While those concerns are really genuine, I think that you have to help your spouse for those who have not been jointly making decisions. Sometimes when things go wrong, you will find that your concerns are really small compared to the consequences you both have to suffer or at least one person has to endure because you both did not share information with each other.
If you are married then you need to address the issue of trust and once that is cleared you have to ensure that you work together. When I wrote some plans this year I had to show my wife those plans. That’s very important because she will be affected by my decisions and by new plans. I can’t just say it’s my life and can do what I choose to. We need to move along in every phase and there is more peace at home when everything is laid bare without anyone feeling suspicious of another for any reason at all.

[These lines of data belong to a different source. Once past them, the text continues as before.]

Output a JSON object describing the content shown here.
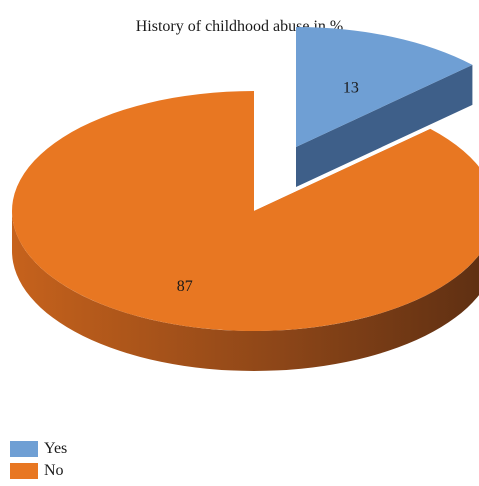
{
  "chart_data": {
    "type": "pie",
    "title": "History of childhood abuse in %",
    "slices": [
      {
        "label": "Yes",
        "value": 13,
        "color": "#6f9fd4",
        "side_color": "#3e5f89",
        "exploded": true
      },
      {
        "label": "No",
        "value": 87,
        "color": "#e87722",
        "side_color": "#a8501a",
        "exploded": false
      }
    ],
    "legend_position": "bottom-left",
    "data_labels": true
  }
}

There are different resolutions you can make together and they can begin with some of the questions I opened with. You can make resolutions on your finances and have a solid plan to stick with them. You both can make each other accountable. In some cases you will find that your resolution can work simply because you humbled yourself and became accountable to your spouse to make it happen.
When you look at what you have done in the past year and you notice there was a problem with communication, you can work out a plan and stick to a resolution to improve communication between you and your spouse. Bear in mind that any relationship with very little or no communication will die a natural death. That’s why you need to assess that and see what needs to be improved upon.
Both of you can set a project for yourself this year. If you make some good money and cannot tell where all the money is going then you have to sit down and talk. You need to decide on something tangible that you can put your resources into so that at the end of the year you will see where your money has gone to.
It is also possible that you may not be making enough money as a couple and you have bills to pay. One of the things you need to do is to look out for investments that you both can be a part of. Look out for something that can become another source of income for the family so that you will not be hungry or be fighting over money every now and then.
For a lot of people in marriages, once their financial issues are sorted and spending habits are dealt with you can be certain they will have a blissful marriage till death separates them. Don’t let issues of common sense divide you and your spouse now or any other time. Come together and start agreeing on what to do and stick to it bearing in mind that the best coming out of it is for your relationship.